Tag Archives: New Atheists

How not to defend yourself (gnu atheist style!)

For those of you who don't know, Rob Talisse and I have been posting about atheism and argumentative civility over at 3QuarksDaily.  First, here; the follow up here.  Our book, Reasonable Atheism is on the shelves now, too.   In the blog posts, we've been trying to untangle the ugliness about the charge of 'accommodationism' among the atheists. Well, that angers the gnus, because they keep thinking that people are wagging their fingers at them about tone.  And angry atheists don't like to be told to be nicer.  (And, by the way, nothing about what we'd written was about tone, anyway. So…)

We criticized PZ Myers, of pharyngula fame, for making an error we see a lot: holding a person in contempt for believing something you think is false.  The point is that there's a difference between being wrong and being stupid, and Myers makes the error all too often.  He posted a comment on our first entry (Feb 7, 2011 10:36:49 PM) and said that there are 'irrational reasons'.   But only people are irrational.  Reasons are irrelevant, insufficient, poorly arranged, and so on.  A person may be irrational for holding those reasons, but that's the point.  He's making the error in spades there.  We made the distinction again in the follow-up and even provided some examples.  And then Myers defends himself with this:

Dear sweet goddess of academic loquaciousness, is the whole book written in that style?
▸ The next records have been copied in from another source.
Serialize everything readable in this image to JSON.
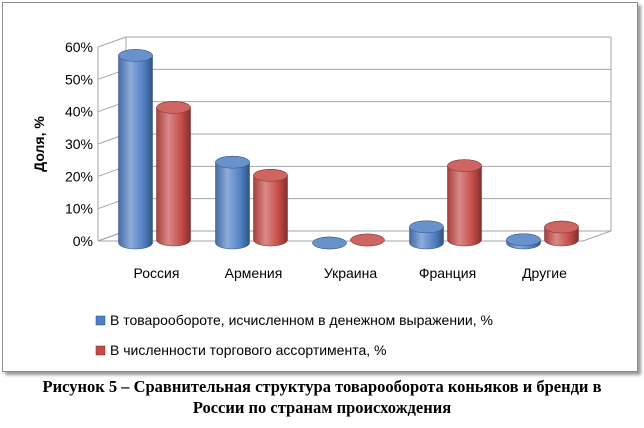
{
  "chart_data": {
    "type": "bar",
    "categories": [
      "Россия",
      "Армения",
      "Украина",
      "Франция",
      "Другие"
    ],
    "series": [
      {
        "name": "В товарообороте, исчисленном в денежном выражении, %",
        "values": [
          58,
          25,
          0,
          5,
          1
        ],
        "color": "#4f7fc4"
      },
      {
        "name": "В численности торгового ассортимента, %",
        "values": [
          41,
          20,
          0,
          23,
          4
        ],
        "color": "#c44a46"
      }
    ],
    "ylabel": "Доля, %",
    "ylim": [
      0,
      60
    ],
    "yticks": [
      "0%",
      "10%",
      "20%",
      "30%",
      "40%",
      "50%",
      "60%"
    ],
    "grid": true,
    "legend": "bottom",
    "bar_style": "3d-cylinder"
  },
  "caption": {
    "line1": "Рисунок 5 – Сравнительная структура товарооборота коньяков и бренди в",
    "line2": "России по странам происхождения"
  }
}
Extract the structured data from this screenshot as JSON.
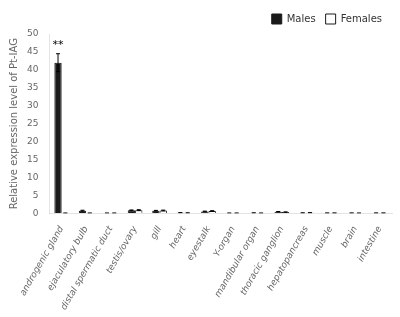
{
  "chart_data": {
    "type": "bar",
    "categories": [
      "androgenic gland",
      "ejaculatory bulb",
      "distal spermatic duct",
      "testis/ovary",
      "gill",
      "heart",
      "eyestalk",
      "Y-organ",
      "mandibular organ",
      "thoracic ganglion",
      "hepatopancreas",
      "muscle",
      "brain",
      "intestine"
    ],
    "series": [
      {
        "name": "Males",
        "color": "#1a1a1a",
        "values": [
          42.0,
          0.75,
          0.05,
          0.85,
          0.75,
          0.15,
          0.55,
          0.05,
          0.1,
          0.45,
          0.1,
          0.07,
          0.07,
          0.07
        ],
        "errors": [
          2.5,
          0.12,
          0.02,
          0.1,
          0.08,
          0.05,
          0.08,
          0.02,
          0.02,
          0.06,
          0.03,
          0.02,
          0.02,
          0.02
        ]
      },
      {
        "name": "Females",
        "color": "#ffffff",
        "values": [
          0.05,
          0.05,
          0.05,
          0.9,
          0.8,
          0.1,
          0.65,
          0.05,
          0.05,
          0.35,
          0.15,
          0.07,
          0.05,
          0.07
        ],
        "errors": [
          0.02,
          0.02,
          0.02,
          0.12,
          0.1,
          0.03,
          0.1,
          0.02,
          0.02,
          0.05,
          0.04,
          0.02,
          0.02,
          0.02
        ]
      }
    ],
    "ylabel": "Relative expression level of Pt-IAG",
    "ylim": [
      0,
      50
    ],
    "yticks": [
      0,
      5,
      10,
      15,
      20,
      25,
      30,
      35,
      40,
      45,
      50
    ],
    "annotations": [
      {
        "text": "**",
        "series": "Males",
        "category": "androgenic gland"
      }
    ],
    "legend": "upper right",
    "grid": false
  }
}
Is anyone going to be able to read it? Those three paragraphs nearly killed me with their preening opacity! And, near as I can tell, all they're doing is fussing over the conjunction of two words that they found incomprehensible.

Wow.  That we were hard to read is a defense?  Seriously?  I now know why Myers thinks that most sophisticated defenses of religious belief are totally stupid.  He doesn't understand them, because he has no interest in reading hard things.   A shame, really, that someone who stands for rational discourse and reason helping has no interest in responding to criticism with any.

Oh, and if we needed to make explicit the form of the fallacy, it's ad hominem abusive.  Classic, baby, classic.